Informal Creditor Workout – prior to consulting a registered liquidator
• independent asset valuation on alternate basis (auction/going concern) by auctioneer
• business valuation by qualified accountant
• director/owners, family or third parties sought to inject funds
• directors loan accounts confirmed
• books and records secured
• insurances & security maintained
• Debtor book and WIP analysis (likelihood of better recoveries under various scenarios)
• judgement creditors ascertained
• tax, super, employee entitlements obligations brought up-to-date
• payment plan entered into with ATO
• establish employee severance (potential liability to FEG in event of liquidation)

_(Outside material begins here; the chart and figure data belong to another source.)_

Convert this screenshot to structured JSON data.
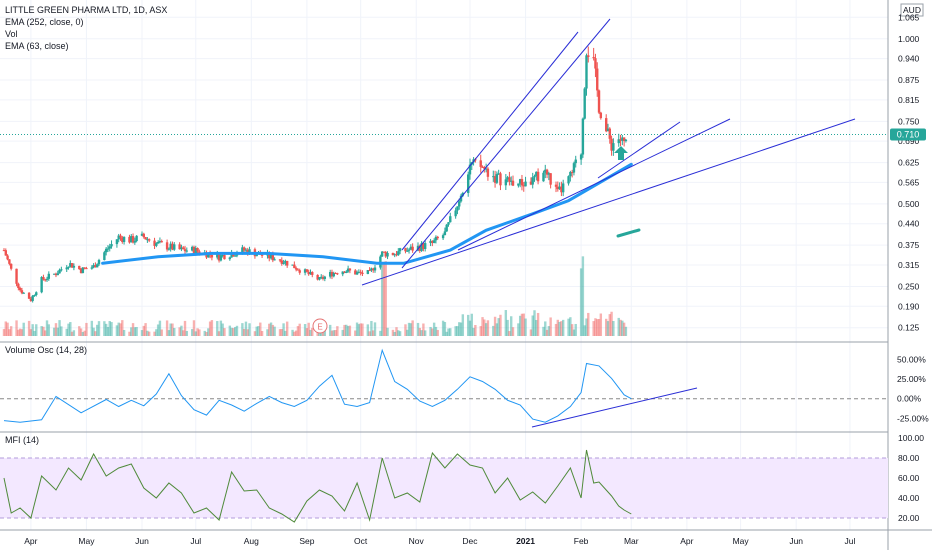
{
  "header": {
    "symbol_title": "LITTLE GREEN PHARMA LTD, 1D, ASX",
    "indicators": [
      "EMA (252, close, 0)",
      "Vol",
      "EMA (63, close)"
    ],
    "currency": "AUD",
    "last_price": "0.710"
  },
  "colors": {
    "up": "#26a69a",
    "down": "#ef5350",
    "ema": "#2196f3",
    "trendline": "#2a2ed6",
    "price_tag": "#26a69a",
    "mfi_line": "#4f8a3a",
    "mfi_band": "#f3e8ff",
    "osc_line": "#2196f3",
    "arrow": "#26a69a"
  },
  "earnings_marker": "E",
  "panes": {
    "volume_osc": {
      "title": "Volume Osc (14, 28)",
      "ticks": [
        "50.00%",
        "25.00%",
        "0.00%",
        "-25.00%"
      ]
    },
    "mfi": {
      "title": "MFI (14)",
      "ticks": [
        "100.00",
        "80.00",
        "60.00",
        "40.00",
        "20.00"
      ]
    }
  },
  "time_axis": [
    "Apr",
    "May",
    "Jun",
    "Jul",
    "Aug",
    "Sep",
    "Oct",
    "Nov",
    "Dec",
    "2021",
    "Feb",
    "Mar",
    "Apr",
    "May",
    "Jun",
    "Jul"
  ],
  "chart_data": {
    "type": "candlestick",
    "price_axis": [
      "1.065",
      "1.000",
      "0.940",
      "0.875",
      "0.815",
      "0.750",
      "0.690",
      "0.625",
      "0.565",
      "0.500",
      "0.440",
      "0.375",
      "0.315",
      "0.250",
      "0.190",
      "0.125"
    ],
    "ylim": [
      0.1,
      1.075
    ],
    "x_range": [
      "2020-03-16",
      "2021-07-20"
    ],
    "close_series": [
      [
        "2020-03-16",
        0.36
      ],
      [
        "2020-03-20",
        0.3
      ],
      [
        "2020-03-25",
        0.24
      ],
      [
        "2020-03-31",
        0.21
      ],
      [
        "2020-04-06",
        0.27
      ],
      [
        "2020-04-14",
        0.29
      ],
      [
        "2020-04-21",
        0.32
      ],
      [
        "2020-04-28",
        0.3
      ],
      [
        "2020-05-05",
        0.31
      ],
      [
        "2020-05-12",
        0.36
      ],
      [
        "2020-05-19",
        0.4
      ],
      [
        "2020-05-26",
        0.39
      ],
      [
        "2020-06-02",
        0.4
      ],
      [
        "2020-06-09",
        0.38
      ],
      [
        "2020-06-16",
        0.37
      ],
      [
        "2020-06-23",
        0.36
      ],
      [
        "2020-06-30",
        0.36
      ],
      [
        "2020-07-07",
        0.35
      ],
      [
        "2020-07-14",
        0.34
      ],
      [
        "2020-07-21",
        0.35
      ],
      [
        "2020-07-28",
        0.36
      ],
      [
        "2020-08-04",
        0.35
      ],
      [
        "2020-08-11",
        0.34
      ],
      [
        "2020-08-18",
        0.33
      ],
      [
        "2020-08-25",
        0.31
      ],
      [
        "2020-09-01",
        0.29
      ],
      [
        "2020-09-08",
        0.27
      ],
      [
        "2020-09-15",
        0.29
      ],
      [
        "2020-09-22",
        0.3
      ],
      [
        "2020-09-29",
        0.29
      ],
      [
        "2020-10-06",
        0.29
      ],
      [
        "2020-10-13",
        0.35
      ],
      [
        "2020-10-20",
        0.35
      ],
      [
        "2020-10-27",
        0.36
      ],
      [
        "2020-11-03",
        0.37
      ],
      [
        "2020-11-10",
        0.38
      ],
      [
        "2020-11-17",
        0.41
      ],
      [
        "2020-11-24",
        0.5
      ],
      [
        "2020-12-01",
        0.62
      ],
      [
        "2020-12-08",
        0.61
      ],
      [
        "2020-12-15",
        0.58
      ],
      [
        "2020-12-22",
        0.57
      ],
      [
        "2020-12-29",
        0.56
      ],
      [
        "2021-01-05",
        0.57
      ],
      [
        "2021-01-12",
        0.6
      ],
      [
        "2021-01-19",
        0.53
      ],
      [
        "2021-01-26",
        0.58
      ],
      [
        "2021-02-01",
        0.66
      ],
      [
        "2021-02-04",
        0.98
      ],
      [
        "2021-02-08",
        0.92
      ],
      [
        "2021-02-11",
        0.8
      ],
      [
        "2021-02-15",
        0.72
      ],
      [
        "2021-02-18",
        0.68
      ],
      [
        "2021-02-22",
        0.7
      ],
      [
        "2021-02-25",
        0.68
      ],
      [
        "2021-03-01",
        0.71
      ]
    ],
    "ema_252": [
      [
        "2020-05-10",
        0.32
      ],
      [
        "2020-06-10",
        0.34
      ],
      [
        "2020-07-10",
        0.35
      ],
      [
        "2020-08-10",
        0.35
      ],
      [
        "2020-09-10",
        0.34
      ],
      [
        "2020-10-10",
        0.32
      ],
      [
        "2020-10-25",
        0.32
      ],
      [
        "2020-11-20",
        0.36
      ],
      [
        "2020-12-10",
        0.42
      ],
      [
        "2021-01-05",
        0.47
      ],
      [
        "2021-01-25",
        0.51
      ],
      [
        "2021-02-10",
        0.56
      ],
      [
        "2021-03-01",
        0.62
      ]
    ],
    "volume_osc": [
      [
        "2020-03-16",
        -28
      ],
      [
        "2020-03-25",
        -30
      ],
      [
        "2020-04-06",
        -27
      ],
      [
        "2020-04-14",
        3
      ],
      [
        "2020-04-28",
        -18
      ],
      [
        "2020-05-12",
        -1
      ],
      [
        "2020-05-19",
        -10
      ],
      [
        "2020-05-26",
        -2
      ],
      [
        "2020-06-02",
        -9
      ],
      [
        "2020-06-09",
        6
      ],
      [
        "2020-06-16",
        32
      ],
      [
        "2020-06-23",
        4
      ],
      [
        "2020-06-30",
        -14
      ],
      [
        "2020-07-07",
        -21
      ],
      [
        "2020-07-14",
        -2
      ],
      [
        "2020-07-21",
        -8
      ],
      [
        "2020-07-28",
        -16
      ],
      [
        "2020-08-04",
        -6
      ],
      [
        "2020-08-11",
        3
      ],
      [
        "2020-08-18",
        -5
      ],
      [
        "2020-08-25",
        -10
      ],
      [
        "2020-09-01",
        -2
      ],
      [
        "2020-09-08",
        16
      ],
      [
        "2020-09-15",
        30
      ],
      [
        "2020-09-22",
        -7
      ],
      [
        "2020-09-29",
        -10
      ],
      [
        "2020-10-06",
        -5
      ],
      [
        "2020-10-13",
        62
      ],
      [
        "2020-10-20",
        22
      ],
      [
        "2020-10-27",
        12
      ],
      [
        "2020-11-03",
        -3
      ],
      [
        "2020-11-10",
        -10
      ],
      [
        "2020-11-17",
        -2
      ],
      [
        "2020-11-24",
        12
      ],
      [
        "2020-12-01",
        28
      ],
      [
        "2020-12-08",
        22
      ],
      [
        "2020-12-15",
        12
      ],
      [
        "2020-12-22",
        -2
      ],
      [
        "2020-12-29",
        -8
      ],
      [
        "2021-01-05",
        -26
      ],
      [
        "2021-01-12",
        -30
      ],
      [
        "2021-01-19",
        -22
      ],
      [
        "2021-01-26",
        -10
      ],
      [
        "2021-02-01",
        8
      ],
      [
        "2021-02-04",
        45
      ],
      [
        "2021-02-11",
        42
      ],
      [
        "2021-02-18",
        26
      ],
      [
        "2021-02-25",
        5
      ],
      [
        "2021-03-01",
        0
      ]
    ],
    "mfi": [
      [
        "2020-03-16",
        60
      ],
      [
        "2020-03-20",
        25
      ],
      [
        "2020-03-25",
        30
      ],
      [
        "2020-03-31",
        20
      ],
      [
        "2020-04-06",
        62
      ],
      [
        "2020-04-14",
        48
      ],
      [
        "2020-04-21",
        70
      ],
      [
        "2020-04-28",
        58
      ],
      [
        "2020-05-05",
        84
      ],
      [
        "2020-05-12",
        62
      ],
      [
        "2020-05-19",
        70
      ],
      [
        "2020-05-26",
        74
      ],
      [
        "2020-06-02",
        50
      ],
      [
        "2020-06-09",
        40
      ],
      [
        "2020-06-16",
        55
      ],
      [
        "2020-06-23",
        45
      ],
      [
        "2020-06-30",
        25
      ],
      [
        "2020-07-07",
        30
      ],
      [
        "2020-07-14",
        18
      ],
      [
        "2020-07-21",
        66
      ],
      [
        "2020-07-28",
        47
      ],
      [
        "2020-08-04",
        48
      ],
      [
        "2020-08-11",
        30
      ],
      [
        "2020-08-18",
        24
      ],
      [
        "2020-08-25",
        16
      ],
      [
        "2020-09-01",
        37
      ],
      [
        "2020-09-08",
        48
      ],
      [
        "2020-09-15",
        42
      ],
      [
        "2020-09-22",
        27
      ],
      [
        "2020-09-29",
        55
      ],
      [
        "2020-10-06",
        18
      ],
      [
        "2020-10-13",
        80
      ],
      [
        "2020-10-20",
        40
      ],
      [
        "2020-10-27",
        45
      ],
      [
        "2020-11-03",
        36
      ],
      [
        "2020-11-10",
        85
      ],
      [
        "2020-11-17",
        70
      ],
      [
        "2020-11-24",
        84
      ],
      [
        "2020-12-01",
        73
      ],
      [
        "2020-12-08",
        70
      ],
      [
        "2020-12-15",
        45
      ],
      [
        "2020-12-22",
        60
      ],
      [
        "2020-12-29",
        38
      ],
      [
        "2021-01-05",
        46
      ],
      [
        "2021-01-12",
        35
      ],
      [
        "2021-01-19",
        52
      ],
      [
        "2021-01-26",
        70
      ],
      [
        "2021-02-01",
        40
      ],
      [
        "2021-02-04",
        88
      ],
      [
        "2021-02-08",
        55
      ],
      [
        "2021-02-11",
        56
      ],
      [
        "2021-02-15",
        48
      ],
      [
        "2021-02-18",
        42
      ],
      [
        "2021-02-22",
        32
      ],
      [
        "2021-02-25",
        28
      ],
      [
        "2021-03-01",
        24
      ]
    ]
  }
}
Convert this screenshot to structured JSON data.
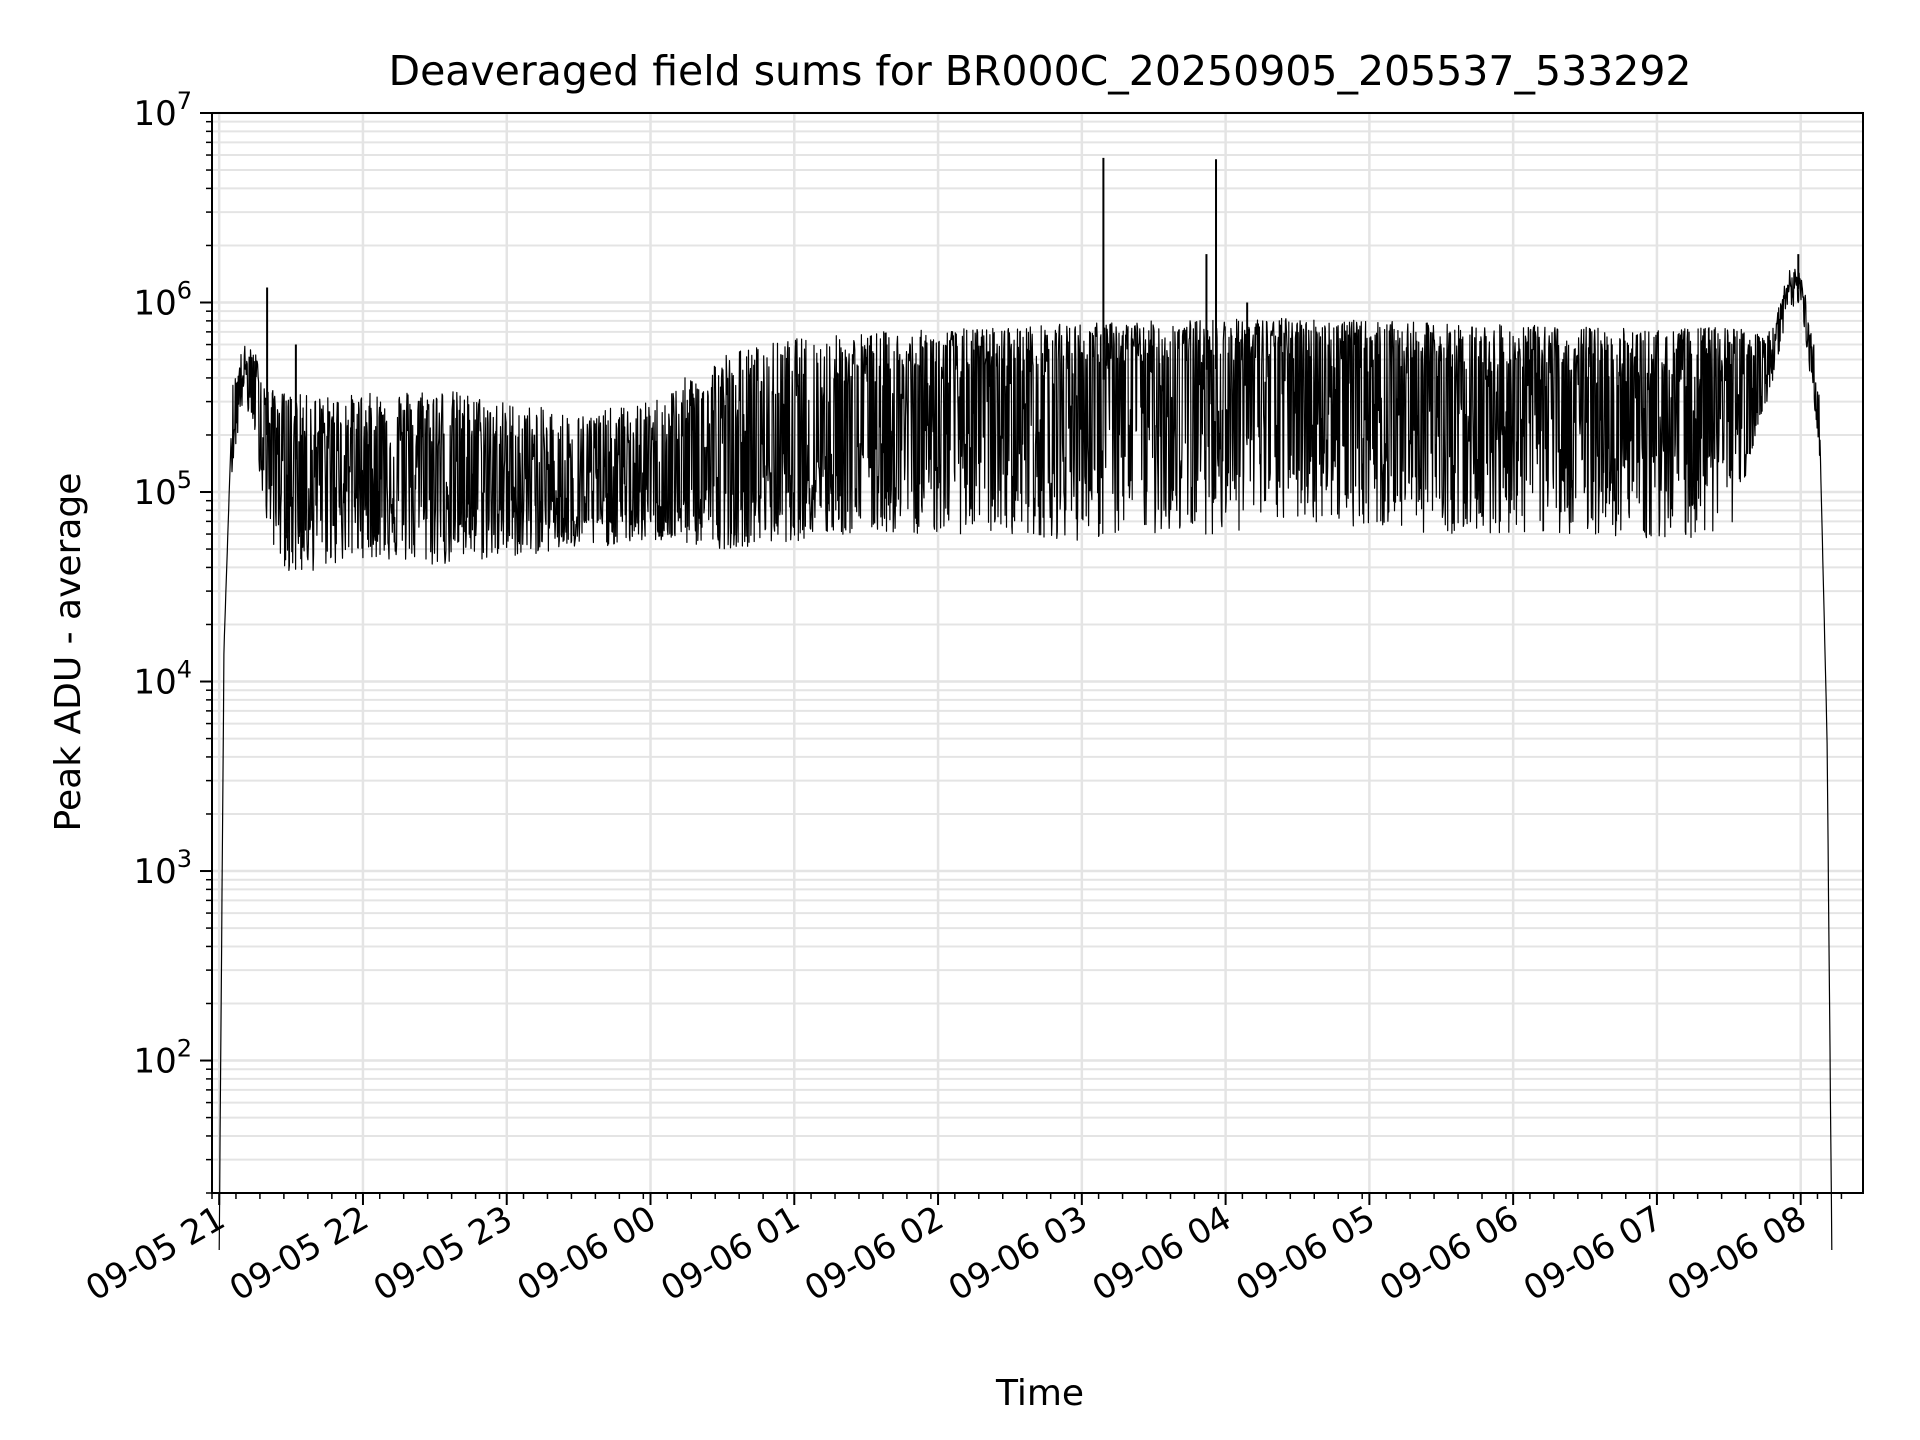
{
  "chart_data": {
    "type": "line",
    "title": "Deaveraged field sums for BR000C_20250905_205537_533292",
    "xlabel": "Time",
    "ylabel": "Peak ADU - average",
    "yscale": "log",
    "ylim": [
      20,
      10000000
    ],
    "xlim": [
      "2025-09-05 20:57",
      "2025-09-06 08:26"
    ],
    "grid": true,
    "x_ticks": [
      "09-05 21",
      "09-05 22",
      "09-05 23",
      "09-06 00",
      "09-06 01",
      "09-06 02",
      "09-06 03",
      "09-06 04",
      "09-06 05",
      "09-06 06",
      "09-06 07",
      "09-06 08"
    ],
    "y_ticks": [
      {
        "value": 100,
        "base": "10",
        "exp": "2"
      },
      {
        "value": 1000,
        "base": "10",
        "exp": "3"
      },
      {
        "value": 10000,
        "base": "10",
        "exp": "4"
      },
      {
        "value": 100000,
        "base": "10",
        "exp": "5"
      },
      {
        "value": 1000000,
        "base": "10",
        "exp": "6"
      },
      {
        "value": 10000000,
        "base": "10",
        "exp": "7"
      }
    ],
    "series": [
      {
        "color": "#000000",
        "style": "noisy trace, approximate envelope",
        "points": [
          {
            "t": "2025-09-05 21:00",
            "median": 10,
            "low": 10,
            "high": 10
          },
          {
            "t": "2025-09-05 21:02",
            "median": 15000,
            "low": 5000,
            "high": 40000
          },
          {
            "t": "2025-09-05 21:05",
            "median": 200000,
            "low": 120000,
            "high": 350000
          },
          {
            "t": "2025-09-05 21:10",
            "median": 450000,
            "low": 300000,
            "high": 600000
          },
          {
            "t": "2025-09-05 21:15",
            "median": 350000,
            "low": 200000,
            "high": 550000
          },
          {
            "t": "2025-09-05 21:20",
            "median": 200000,
            "low": 60000,
            "high": 350000
          },
          {
            "t": "2025-09-05 21:30",
            "median": 150000,
            "low": 35000,
            "high": 330000
          },
          {
            "t": "2025-09-05 21:45",
            "median": 140000,
            "low": 40000,
            "high": 320000
          },
          {
            "t": "2025-09-05 22:00",
            "median": 140000,
            "low": 45000,
            "high": 330000
          },
          {
            "t": "2025-09-05 22:30",
            "median": 135000,
            "low": 40000,
            "high": 360000
          },
          {
            "t": "2025-09-05 23:00",
            "median": 110000,
            "low": 45000,
            "high": 300000
          },
          {
            "t": "2025-09-05 23:30",
            "median": 95000,
            "low": 50000,
            "high": 260000
          },
          {
            "t": "2025-09-06 00:00",
            "median": 110000,
            "low": 55000,
            "high": 300000
          },
          {
            "t": "2025-09-06 00:30",
            "median": 130000,
            "low": 50000,
            "high": 550000
          },
          {
            "t": "2025-09-06 01:00",
            "median": 170000,
            "low": 55000,
            "high": 650000
          },
          {
            "t": "2025-09-06 01:30",
            "median": 230000,
            "low": 60000,
            "high": 700000
          },
          {
            "t": "2025-09-06 02:00",
            "median": 280000,
            "low": 60000,
            "high": 720000
          },
          {
            "t": "2025-09-06 02:30",
            "median": 330000,
            "low": 60000,
            "high": 750000
          },
          {
            "t": "2025-09-06 03:00",
            "median": 380000,
            "low": 55000,
            "high": 780000
          },
          {
            "t": "2025-09-06 03:30",
            "median": 420000,
            "low": 60000,
            "high": 800000
          },
          {
            "t": "2025-09-06 04:00",
            "median": 450000,
            "low": 60000,
            "high": 820000
          },
          {
            "t": "2025-09-06 04:30",
            "median": 470000,
            "low": 70000,
            "high": 830000
          },
          {
            "t": "2025-09-06 05:00",
            "median": 420000,
            "low": 65000,
            "high": 800000
          },
          {
            "t": "2025-09-06 05:30",
            "median": 350000,
            "low": 60000,
            "high": 780000
          },
          {
            "t": "2025-09-06 06:00",
            "median": 320000,
            "low": 60000,
            "high": 760000
          },
          {
            "t": "2025-09-06 06:30",
            "median": 300000,
            "low": 60000,
            "high": 750000
          },
          {
            "t": "2025-09-06 07:00",
            "median": 290000,
            "low": 55000,
            "high": 720000
          },
          {
            "t": "2025-09-06 07:30",
            "median": 320000,
            "low": 60000,
            "high": 750000
          },
          {
            "t": "2025-09-06 07:48",
            "median": 500000,
            "low": 350000,
            "high": 700000
          },
          {
            "t": "2025-09-06 07:55",
            "median": 1100000,
            "low": 900000,
            "high": 1500000
          },
          {
            "t": "2025-09-06 08:00",
            "median": 1200000,
            "low": 1000000,
            "high": 1500000
          },
          {
            "t": "2025-09-06 08:05",
            "median": 500000,
            "low": 300000,
            "high": 700000
          },
          {
            "t": "2025-09-06 08:08",
            "median": 200000,
            "low": 150000,
            "high": 300000
          },
          {
            "t": "2025-09-06 08:11",
            "median": 5000,
            "low": 2000,
            "high": 10000
          },
          {
            "t": "2025-09-06 08:13",
            "median": 10,
            "low": 10,
            "high": 10
          }
        ],
        "spikes": [
          {
            "t": "2025-09-05 21:20",
            "value": 1200000
          },
          {
            "t": "2025-09-05 21:32",
            "value": 600000
          },
          {
            "t": "2025-09-06 03:09",
            "value": 5800000
          },
          {
            "t": "2025-09-06 03:52",
            "value": 1800000
          },
          {
            "t": "2025-09-06 03:56",
            "value": 5700000
          },
          {
            "t": "2025-09-06 04:09",
            "value": 1000000
          },
          {
            "t": "2025-09-06 07:59",
            "value": 1800000
          }
        ]
      }
    ]
  }
}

• contact made with financiers
• essential suppliers and key employees identified
• contact made with banks and lenders
• trade licence requirements established
• document attempts made to market the business / approach competitors
• a statutory declaration made by the director/owner of company assets/liabilities
• educated directors and document of preferences, uncommercial transactions and director related transactions
• provide educational material and guide director/owner on safe harbour (s588GA), business judgement rule (care and diligence) and illegal phoenix activity/creditor defeating transactions
• a statutory declaration made by the director/owner of company assets/liabilities
• statutory declarations made by director/owners of personal financial positions
Having undertaken the above work with the director, the professional adviser is equipped to provide the director/owner with comparative estimated outcome statements to aid with creditor negotiations. This could provide the outcome to creditors under a range of scenarios (incorporating forecasting):
A. Safe harbour (s588GA) operational restructuring & turnaround
B. Safe harbour (s588GA) sale to third party
C. Safe harbour (s588GA) restructure transaction
D. ‘Declaration of Intention’ made for ‘Debt Restructuring Plan’
E. Approach registered liquidator (or small business restructuring practitioner) for ‘Debt Restructuring Plan’
F. Approach registered liquidator for ‘Debt Restructuring Plan’
G. Approach registered liquidator for voluntary administration/DOCA
H. Approach trustee for personal bankruptcy of the director/owner
Should an ‘Informal Creditor Workout’ not be successful, the director/owner is appropriately educated with the knowledge, information, and records to approach a registered liquidator to undertake a formal regime for the cheapest possible fee.